Sassafras Images, Photos and Facts

Sassafras is one my favorite trees. It smells good, makes good lumber and stands out in a crowd. It only falls short on my overall checklist because it doesn’t produce a fruit that we would normally eat, but it is used for flavoring root beer, which kicks it back up near the top.
This time of year (early fall) is when the sassafras really starts to shine. It is one of the first trees to start turning and has few rivals in the color department. Most of the trees around St. Louis are still green, but the sassafras is bright red. The leaves are often a mix of vibrant reds, oranges, and yellows, similar to the fall colors of sugar maples.
Sassafras is the ideal tree for a school leaf project because it has three leaf shapes. Everyone will be astonished and amazed when you show them first the football-shaped leaf, then pull out the mitten-shaped leaf, and finally, unveil the three-lobed leaf – all from the same tree (you might want to end with the mitten, it’s the cutest).
After you dazzle the audience with the leaf shapes, be sure to grind up the leaves in your hand and let everyone get a good smell. No other tree is as fragrant as sassafras. The lemony-fresh scent will have them lining up to buy Murphy’s oil soap and clean your kitchen. And, if you aren’t sure if it’s a sassafras, just smell it, even a blind person can tell if it’s sassafras.
If you go hunting for sassafras leaves look along property edges, where this normally wiry tree hangs out in clusters and new trees sprout up from the roots of others. They are usually small and crooked, reaching wherever possible to get to the light, but occasionally they are big and straight.
When it comes time to harvest a sassafras and turn it into lumber, get ready. If you thought the leaves smelled, just wait until you have a nose full of sassafras sawdust. That scent will linger in your head for days, but it will remind you that you have some of the best-working wood in your hands. This soft hardwood dries flat, is lightweight and works like butter. The wood itself isn’t too showy and looks like a green-tinted ash when fresh cut. But, after a little time, the green turns to a rich, medium brown and looks like no other.

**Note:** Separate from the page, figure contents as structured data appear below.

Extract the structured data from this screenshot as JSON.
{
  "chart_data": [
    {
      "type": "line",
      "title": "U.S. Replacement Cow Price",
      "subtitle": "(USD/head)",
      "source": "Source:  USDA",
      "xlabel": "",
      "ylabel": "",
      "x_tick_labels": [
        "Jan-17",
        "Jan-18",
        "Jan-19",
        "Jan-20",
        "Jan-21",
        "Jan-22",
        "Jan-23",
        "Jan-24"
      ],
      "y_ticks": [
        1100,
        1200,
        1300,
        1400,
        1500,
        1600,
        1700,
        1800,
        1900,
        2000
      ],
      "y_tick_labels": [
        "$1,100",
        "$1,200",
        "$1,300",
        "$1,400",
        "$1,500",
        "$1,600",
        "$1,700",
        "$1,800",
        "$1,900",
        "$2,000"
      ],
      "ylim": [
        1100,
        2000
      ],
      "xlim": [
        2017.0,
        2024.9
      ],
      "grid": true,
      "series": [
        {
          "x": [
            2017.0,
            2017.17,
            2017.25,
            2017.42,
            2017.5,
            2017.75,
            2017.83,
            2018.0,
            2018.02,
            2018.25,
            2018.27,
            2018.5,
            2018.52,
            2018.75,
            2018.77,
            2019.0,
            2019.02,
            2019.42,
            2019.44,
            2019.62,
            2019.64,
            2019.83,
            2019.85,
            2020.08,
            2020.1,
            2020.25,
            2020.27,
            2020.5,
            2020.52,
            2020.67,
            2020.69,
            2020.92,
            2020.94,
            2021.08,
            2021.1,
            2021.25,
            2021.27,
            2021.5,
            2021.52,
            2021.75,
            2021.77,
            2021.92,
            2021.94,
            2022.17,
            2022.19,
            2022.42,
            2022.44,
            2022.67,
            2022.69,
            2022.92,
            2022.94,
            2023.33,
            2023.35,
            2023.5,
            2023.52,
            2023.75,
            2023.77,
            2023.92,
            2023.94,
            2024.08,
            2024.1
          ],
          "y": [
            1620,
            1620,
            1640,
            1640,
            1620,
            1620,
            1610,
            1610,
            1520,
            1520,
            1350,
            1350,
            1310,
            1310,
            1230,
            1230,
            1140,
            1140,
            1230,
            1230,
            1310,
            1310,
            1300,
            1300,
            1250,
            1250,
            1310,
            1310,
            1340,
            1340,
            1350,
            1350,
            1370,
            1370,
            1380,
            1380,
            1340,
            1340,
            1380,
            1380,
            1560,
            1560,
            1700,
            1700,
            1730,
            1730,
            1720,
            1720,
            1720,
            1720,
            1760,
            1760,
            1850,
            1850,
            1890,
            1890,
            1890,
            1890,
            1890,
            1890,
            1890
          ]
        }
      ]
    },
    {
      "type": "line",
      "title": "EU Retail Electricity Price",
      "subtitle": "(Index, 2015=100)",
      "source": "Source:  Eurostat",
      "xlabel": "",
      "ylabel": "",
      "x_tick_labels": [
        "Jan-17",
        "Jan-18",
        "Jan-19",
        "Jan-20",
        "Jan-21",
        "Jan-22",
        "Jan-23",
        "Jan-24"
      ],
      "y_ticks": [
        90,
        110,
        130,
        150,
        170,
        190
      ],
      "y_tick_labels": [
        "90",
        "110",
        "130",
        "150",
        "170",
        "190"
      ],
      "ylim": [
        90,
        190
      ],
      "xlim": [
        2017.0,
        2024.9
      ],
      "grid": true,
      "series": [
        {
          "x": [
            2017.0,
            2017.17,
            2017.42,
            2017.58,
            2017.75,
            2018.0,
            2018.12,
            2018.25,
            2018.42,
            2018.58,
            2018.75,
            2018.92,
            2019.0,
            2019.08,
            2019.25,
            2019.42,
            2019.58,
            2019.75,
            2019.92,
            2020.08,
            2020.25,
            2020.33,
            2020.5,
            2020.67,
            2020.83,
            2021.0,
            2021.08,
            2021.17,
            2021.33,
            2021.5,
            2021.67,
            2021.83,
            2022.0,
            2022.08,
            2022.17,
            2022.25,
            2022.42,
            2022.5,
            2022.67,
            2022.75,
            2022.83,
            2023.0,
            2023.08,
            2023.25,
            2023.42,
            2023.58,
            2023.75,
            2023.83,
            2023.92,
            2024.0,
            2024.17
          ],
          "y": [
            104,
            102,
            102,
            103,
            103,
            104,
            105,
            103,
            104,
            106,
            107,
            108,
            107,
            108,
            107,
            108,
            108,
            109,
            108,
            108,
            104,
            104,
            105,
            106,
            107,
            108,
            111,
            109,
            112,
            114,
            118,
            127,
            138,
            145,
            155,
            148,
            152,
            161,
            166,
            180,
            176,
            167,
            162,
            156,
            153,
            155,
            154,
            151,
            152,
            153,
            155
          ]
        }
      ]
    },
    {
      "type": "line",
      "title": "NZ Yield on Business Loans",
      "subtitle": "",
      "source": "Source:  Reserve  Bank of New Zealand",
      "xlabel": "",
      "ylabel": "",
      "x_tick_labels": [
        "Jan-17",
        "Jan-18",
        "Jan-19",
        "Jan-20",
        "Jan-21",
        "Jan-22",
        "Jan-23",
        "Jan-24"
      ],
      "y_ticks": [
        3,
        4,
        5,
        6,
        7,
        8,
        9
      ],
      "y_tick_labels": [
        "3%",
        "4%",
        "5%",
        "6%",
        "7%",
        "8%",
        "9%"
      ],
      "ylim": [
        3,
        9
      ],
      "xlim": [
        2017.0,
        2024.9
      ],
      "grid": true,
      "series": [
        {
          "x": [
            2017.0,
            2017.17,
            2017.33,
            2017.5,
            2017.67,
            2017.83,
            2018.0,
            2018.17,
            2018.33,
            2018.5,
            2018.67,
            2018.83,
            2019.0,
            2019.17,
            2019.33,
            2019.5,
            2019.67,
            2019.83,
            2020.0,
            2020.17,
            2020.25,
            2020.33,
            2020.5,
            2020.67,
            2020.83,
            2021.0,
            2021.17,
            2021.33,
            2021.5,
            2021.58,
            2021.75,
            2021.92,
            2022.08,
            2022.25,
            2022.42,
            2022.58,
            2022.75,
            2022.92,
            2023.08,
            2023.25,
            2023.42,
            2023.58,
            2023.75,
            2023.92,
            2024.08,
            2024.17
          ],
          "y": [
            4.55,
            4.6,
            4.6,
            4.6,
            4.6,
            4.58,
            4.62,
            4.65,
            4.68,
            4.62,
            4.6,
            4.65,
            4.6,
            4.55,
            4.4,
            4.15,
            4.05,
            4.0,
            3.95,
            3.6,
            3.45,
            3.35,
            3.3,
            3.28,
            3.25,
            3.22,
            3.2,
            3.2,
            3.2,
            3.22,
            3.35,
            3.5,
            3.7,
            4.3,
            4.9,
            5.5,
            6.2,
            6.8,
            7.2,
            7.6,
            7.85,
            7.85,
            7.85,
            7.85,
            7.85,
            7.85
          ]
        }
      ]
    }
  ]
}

If you have a photograph of a piece that you have built out of sassafras, please let me know, so I can share it with others (I promise not to take all of the credit).
- Sassafras fall colors.
- Sassafras starting to turn in the fall.
- Sassafras fall colors.
- Sassafras trees wind their way up.
- Sassafras bark from a 6″ diameter trunk.
sassafras is in the avocado family. and there are FOUR leaf shapes, if you include both left and right mittens.
You know i am bigtime familiar was this. Still have some we cut a couple of years ago. Also have a few growing around me. Put it on the mill and it will be
a great day. WHAT A SMELL!
Scott, get me some smallish sassafras boards and I’ll make some boxes you can use (er… You can use pictures of the boxes) to show what it looks like.
I’ll even pay you for the wood! 🙂
When i was growing up I lived in Michigan ,my family and I would go into the woods to find ,mushrooms cabbage,ad a few other things,i would eat the leaves of the sassafrass very good
WOULD SASSAFRAS BE A GOOD CHOICE FOR MAKING COOKIES, HOW LONG TO DRY/SEAL. WILL BE USED IN MID JULY FOR TABLE CENTERPIECES
Sassafras is a good stable wood, but can crack like any others. Mill them just a couple weeks before they are needed to reduce cracking.
Medical purposes, what are the medical remdy?
Sorry, I don’t know of medical purposes for sassafras.
Boil the roots for a tea is the only medical use I know of for sassafras. The “oldtimers” said drink the tea in the early spring to thin your blood after a long winter spent mostly indoors. Too bitter for me.
Dry and grind the leaves for Cajun seasoning called “file.”
We made boat paddles out of sassafras way back before we got fancy and had electric trolling motors. Very light and strong, wouldn’t soak up water and wouldn’t rot.